A Etiópia começou a reforçar a sua indústria têxtil e vestuário em 2015, quando o governo identificou o sector como um dos principais motores para a geração rápida de emprego. Para isso, criou incentivos e construiu parques industriais como o Hawassa Industrial Park para atrair investimento estrangeiro, revelou Hibret Lemma, citado pelo Just Style. Empresas como o PVH, que detém a Tommy Hilfiger e a Calvin Klein, decidiram investir (embora a unidade tenha fechado em 2021 após o anúncio da saída do país do AGOA).

Segundo Hibret Lemma e Ravi Jayathilaka, diretor-geral da empresa Sumbiri Hela Intimate, que também participou neste painel, os esforços governamentais tiveram resultados extraordinários, afirmando que desde 2017 a Etiópia terá registado um aumento de quase 50% nas exportações de têxteis e vestuário.

No entanto, a pandemia e o conflito interno no país, que levou à saída do AGOA, tem afetado o crescimento.

«Em 2021, o parque industrial representava 40% das exportações da indústria do vestuário do país. Se projetarmos esses mesmos objetivos para 2027, estimamos que as exportações de têxteis e vestuário serão a principal exportação da Etiópia, à frente da agricultura e de exportações clássicas como café», referiu Hibret Lemma.

Mão de obra abundante e eletricidade barata

Os dois responsáveis apontam que há inúmeras vantagens que a Etiópia oferece aos compradores, marcas e retalhistas europeus que procuram novas oportunidades de sourcing, a começar pela população de 120 milhões, a maioria jovem e passível de ser qualificada. Além disso, o país usufruiu de uma das tarifas elétricas mais baixas do mundo, com um custo de 0,03 dólares por kilowatt/hora, e está próximo de fontes de energia nucleares, assegurando o fornecimento elétrico para a laboração.

Ravi Jayathilaka assumiu que o motivo que o levou a investir na Etiópia foi a visibilidade, nomeadamente o facto de 50% do país ter uma força de trabalho jovem e desejosa de trabalhar e da Etiópia ter capacidades para aprofundar o seu negócio. «O fornecimento de energia é uma das principais fontes necessárias para a indústria e a Etiópia tem o preço mais barato», sublinhou.

Embora tenha uma unidade produtiva a operar na Etiópia, o diretor-geral da Sumbiri Hela Intimate garantiu que compreende o que os clientes europeus querem. Reconhecendo a necessidade de ter mais design e qualidade de produto, a empresa planeia diversificar a sua oferta, para produtos mais especializados, assim como responder às exigências de compradores europeus com menor escala.

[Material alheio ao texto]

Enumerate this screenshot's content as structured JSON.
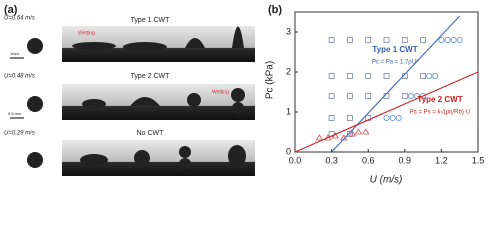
{
  "panel_a": {
    "label": "(a)",
    "rows": [
      {
        "speed": "U=0.64 m/s",
        "regime": "Type 1 CWT",
        "note": "Wetting"
      },
      {
        "speed": "U=0.48 m/s",
        "regime": "Type 2 CWT",
        "note": "Wetting"
      },
      {
        "speed": "U=0.29 m/s",
        "regime": "No CWT"
      }
    ],
    "scale_bars": [
      "1mm",
      "0.5 mm"
    ]
  },
  "chart_data": {
    "type": "scatter",
    "label": "(b)",
    "xlabel": "U (m/s)",
    "ylabel": "Pc (kPa)",
    "xlim": [
      0,
      1.5
    ],
    "ylim": [
      0,
      3.5
    ],
    "xticks": [
      {
        "value": 0,
        "label": "0.0"
      },
      0.3,
      0.6,
      0.9,
      1.2,
      1.5
    ],
    "yticks": [
      0,
      1,
      2,
      3
    ],
    "annotations": [
      "Type 1 CWT",
      "Pc = Pa = 1.7ρU²",
      "Type 2 CWT",
      "Pc = Ps = k√(ρη/Rb)·U"
    ],
    "series": [
      {
        "marker": "square",
        "color": "#7a86a8",
        "x": [
          0.3,
          0.45,
          0.6,
          0.75,
          0.9,
          1.05,
          0.3,
          0.45,
          0.6,
          0.75,
          0.9,
          1.05,
          0.3,
          0.45,
          0.6,
          0.75,
          0.9,
          0.3,
          0.45,
          0.6,
          0.3,
          0.45
        ],
        "values": [
          2.8,
          2.8,
          2.8,
          2.8,
          2.8,
          2.8,
          1.9,
          1.9,
          1.9,
          1.9,
          1.9,
          1.9,
          1.4,
          1.4,
          1.4,
          1.4,
          1.4,
          0.85,
          0.85,
          0.85,
          0.45,
          0.45
        ]
      },
      {
        "marker": "triangle",
        "color": "#d9534f",
        "x": [
          0.2,
          0.27,
          0.33,
          0.4,
          0.47,
          0.52,
          0.58
        ],
        "values": [
          0.35,
          0.35,
          0.4,
          0.35,
          0.45,
          0.5,
          0.5
        ]
      },
      {
        "marker": "circle",
        "color": "#5b8fd6",
        "x": [
          1.2,
          1.25,
          1.3,
          1.35,
          1.1,
          1.15,
          0.95,
          1.0,
          1.05,
          0.75,
          0.8,
          0.85
        ],
        "values": [
          2.8,
          2.8,
          2.8,
          2.8,
          1.9,
          1.9,
          1.4,
          1.4,
          1.4,
          0.85,
          0.85,
          0.85
        ]
      },
      {
        "marker": "line",
        "color": "#4a6fc4",
        "x": [
          0.3,
          1.35
        ],
        "values": [
          0,
          3.4
        ]
      },
      {
        "marker": "line",
        "color": "#cc2a2a",
        "x": [
          0,
          1.5
        ],
        "values": [
          0,
          2.0
        ]
      }
    ]
  }
}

Reforço da sustentabilidade

Em termos de sustentabilidade, os parques industriais funcionam, de acordo com Hibret Lemma, com 100% de energia renovável, proveniente de fontes hidroelétricas e eólicas. O compromisso com uma produção mais ecológica, indicou, estende-se a unidades produtivas com zero descargas líquidas e com práticas de minimização de desperdício de água. Além disso, acrescentou, muitos produtores etíopes estão envolvidos em iniciativas como a Better Work para assegurar o cumprimento de padrões ambientais e sociais.

[©Hawassa Industrial Park Investors Association]
«Temos também mecanismos internos centralizados para perceber se há queixas ou padrões de queixa por parte dos trabalhadores», sublinhou Hibret Lemma, adiantando que a maior parte das reclamações atuais se prendem com a incompreensão da cultura, pelo que há formação específica para ajudar os produtores a liderem com esse tipo de situação.

Em termos de logística, e sem acesso ao mar, o país tem procurado melhorar a rede de transportes terrestres, incluindo a criação de uma ferrovia que liga a Etiópia ao porto do Djibuti, que permitiu melhorar o fluxo de mercadorias e reduzir os tempos de trânsito e os custos. «Reduzimos o custo, mas pensamos que podemos reduzir mais com um aumento do volume», assinalou o CEO da Hawassa Industrial Park Investors Association.

No geral, acredita Hibret Lemma, África, com a sua população jovem e dinâmica, tem vantagens ao nível dos custos e encerra um grande potencial para o desenvolvimento da indústria têxtil e de vestuário, sobretudo em comparação com gigantes envelhecidos como a China, e a Etiópia, em particular, é uma opção viável para os compradores europeus que procuram qualidade e produtos acessíveis, graças à sua bem desenvolvida rede de empresas, condições favoráveis ao investimento, compromissos sustentáveis e acesso a uma grande força de trabalho.